William Dalphin Storey (August 16, 1830 – February 16, 1914), commonly known as W. D. Storey, was an English and American judge, lawyer, and the district attorney in Santa Cruz County, California. He also worked as a newspaper editor, teacher and farmer in his early life.

== Life and career ==
William Dalphin Storey was born on 1830, in Yorkshire, England. At the age of 1, his family moved to the United States, settling on the East Coast.
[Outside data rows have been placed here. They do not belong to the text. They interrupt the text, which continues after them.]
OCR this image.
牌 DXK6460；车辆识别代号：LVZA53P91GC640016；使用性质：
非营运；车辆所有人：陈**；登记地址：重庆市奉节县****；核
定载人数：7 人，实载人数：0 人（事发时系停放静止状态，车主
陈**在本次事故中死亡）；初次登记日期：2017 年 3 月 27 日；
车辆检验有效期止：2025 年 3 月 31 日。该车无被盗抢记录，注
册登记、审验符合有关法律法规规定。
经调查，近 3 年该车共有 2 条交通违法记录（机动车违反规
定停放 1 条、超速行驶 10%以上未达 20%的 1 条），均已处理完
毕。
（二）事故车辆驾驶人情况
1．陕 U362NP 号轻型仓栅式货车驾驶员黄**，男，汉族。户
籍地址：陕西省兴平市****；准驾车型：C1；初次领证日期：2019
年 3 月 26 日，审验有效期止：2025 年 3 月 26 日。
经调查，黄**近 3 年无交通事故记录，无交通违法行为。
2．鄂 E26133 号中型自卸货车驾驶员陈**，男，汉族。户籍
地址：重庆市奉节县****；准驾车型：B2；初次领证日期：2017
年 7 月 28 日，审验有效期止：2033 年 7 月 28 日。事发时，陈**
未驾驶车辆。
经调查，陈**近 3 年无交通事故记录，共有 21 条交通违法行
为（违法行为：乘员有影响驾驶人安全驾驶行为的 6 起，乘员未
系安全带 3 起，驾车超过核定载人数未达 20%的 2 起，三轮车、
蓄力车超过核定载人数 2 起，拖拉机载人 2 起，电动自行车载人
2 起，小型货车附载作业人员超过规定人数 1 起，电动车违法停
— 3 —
He graduated in 1857 from Lawrence University in Appleton, Wisconsin, and in 1860 from Albany Law School in Albany, New York.

While attending college, Storey worked as a farmer and teaching. For three years he worked as the editor-in-chief of the Rochester Democrat and Chronicle, a Republican newspaper serving Western New York. He was admitted to the bar in New York state in 1860. In 1876, Storey moved to Santa Cruz County, California.

Storey married Eliza Josephine Du Four (later known as Eliza Josephine Dake) in 1877, and he helped raise two children from her first marriage, which included visual artist Lillian Heath (née Dake; 1864–1961).

In 1879, Storey was elected district attorney in Santa Cruz County. He took an active role in advocacy of the new constitution of the State of California in 1879. Storey served as the plaintiff for George W. Schell v. A. W. Gamble (1908), an estate case reviewed in the Supreme Court of California.

Storey was a supporter of the development of city electric light and city plumbing in Santa Cruz. He also was a temperance movement supporter.

He died of a "stroke of apoplexy" on February 16, 1914, in Santa Cruz.